When executing this pipeline I hit into various issues. The LLM's built-in prompt primes it to be helpful, by writing code and filling in gaps. It takes the quick route and escapes the phases. I experimented with various prompts to enforce phase boundaries. Here's what I use - ai-behaviors. The phases map to hashtags: #=frame, #=research etc. You drop it in a prompt and the LLM enters the mode with you. It won't escape the mode until you intentionally move to the next one.
The proof
I'm using this pipeline to great effect, even on ai-behaviors itself. Here's an example of building composites, a feature to compose N hashtags into a single one. If I were to code this myself my plan was to
- add a parsing step where I'd search for a special line like REQUIRE: #foo #bar #baz
- recursively expand these
- test it manually on some examples
- update the project readme
Going through the pipeline with the LLM I improved the delivered feature:
- I picked a different solution than parsing a line
- I got tests for edge cases
- I got defensive code against fork bombs or accidental cycles
I also got to realize there's a lot of interactions I didn't take into account. Like, how should we persist the active hashtags - use the composite or the expanded set? Where can the user define them - project scope? User scope? How should it work with the #EXPLAIN feature? Should it show the decomposition? Does order of hashtags matter? Should the expansion honor the order?

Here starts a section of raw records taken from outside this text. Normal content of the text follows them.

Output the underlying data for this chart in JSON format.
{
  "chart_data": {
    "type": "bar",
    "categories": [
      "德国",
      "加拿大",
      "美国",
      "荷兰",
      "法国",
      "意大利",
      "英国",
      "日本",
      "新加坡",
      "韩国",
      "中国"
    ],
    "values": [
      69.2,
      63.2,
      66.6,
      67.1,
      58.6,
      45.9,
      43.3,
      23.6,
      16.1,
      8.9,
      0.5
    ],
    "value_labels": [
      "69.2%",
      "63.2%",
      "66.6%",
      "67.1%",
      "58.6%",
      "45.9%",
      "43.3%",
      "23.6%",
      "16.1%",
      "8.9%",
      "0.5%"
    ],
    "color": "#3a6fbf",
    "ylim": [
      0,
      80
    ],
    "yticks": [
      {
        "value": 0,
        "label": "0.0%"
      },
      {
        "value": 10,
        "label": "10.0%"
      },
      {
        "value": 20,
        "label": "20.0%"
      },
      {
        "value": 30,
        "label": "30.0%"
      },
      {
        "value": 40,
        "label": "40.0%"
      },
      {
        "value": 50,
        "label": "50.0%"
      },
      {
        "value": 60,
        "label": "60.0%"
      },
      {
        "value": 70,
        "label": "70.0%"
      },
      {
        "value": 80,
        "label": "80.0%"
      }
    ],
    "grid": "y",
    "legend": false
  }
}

These are real concerns I did not consider. Without the LLM I would have fumbled into them during implementation, or missed them entirely. This shows I not only increased my velocity, but I also gained a better understanding of the feature.
This is the middle of AI coding - the place where, through structured conversation, increased velocity meets with increased understanding.
The meta proof
This also works beyond coding - I used the same pipeline when writing this blog post. This post is 100% human written but I did collaborate on framing, researching, designing and reviewing it with Claude Code. The interaction helped me deliver faster and better, while staying fully in control and learning how to write blog posts at the same time. Full conversation here.
Prior art
I'm not the first to come up with structured conversations, there are spec driven, persona based and phase managed frameworks already out there. For me they are too heavy-weight, I prefer smaller frameworks.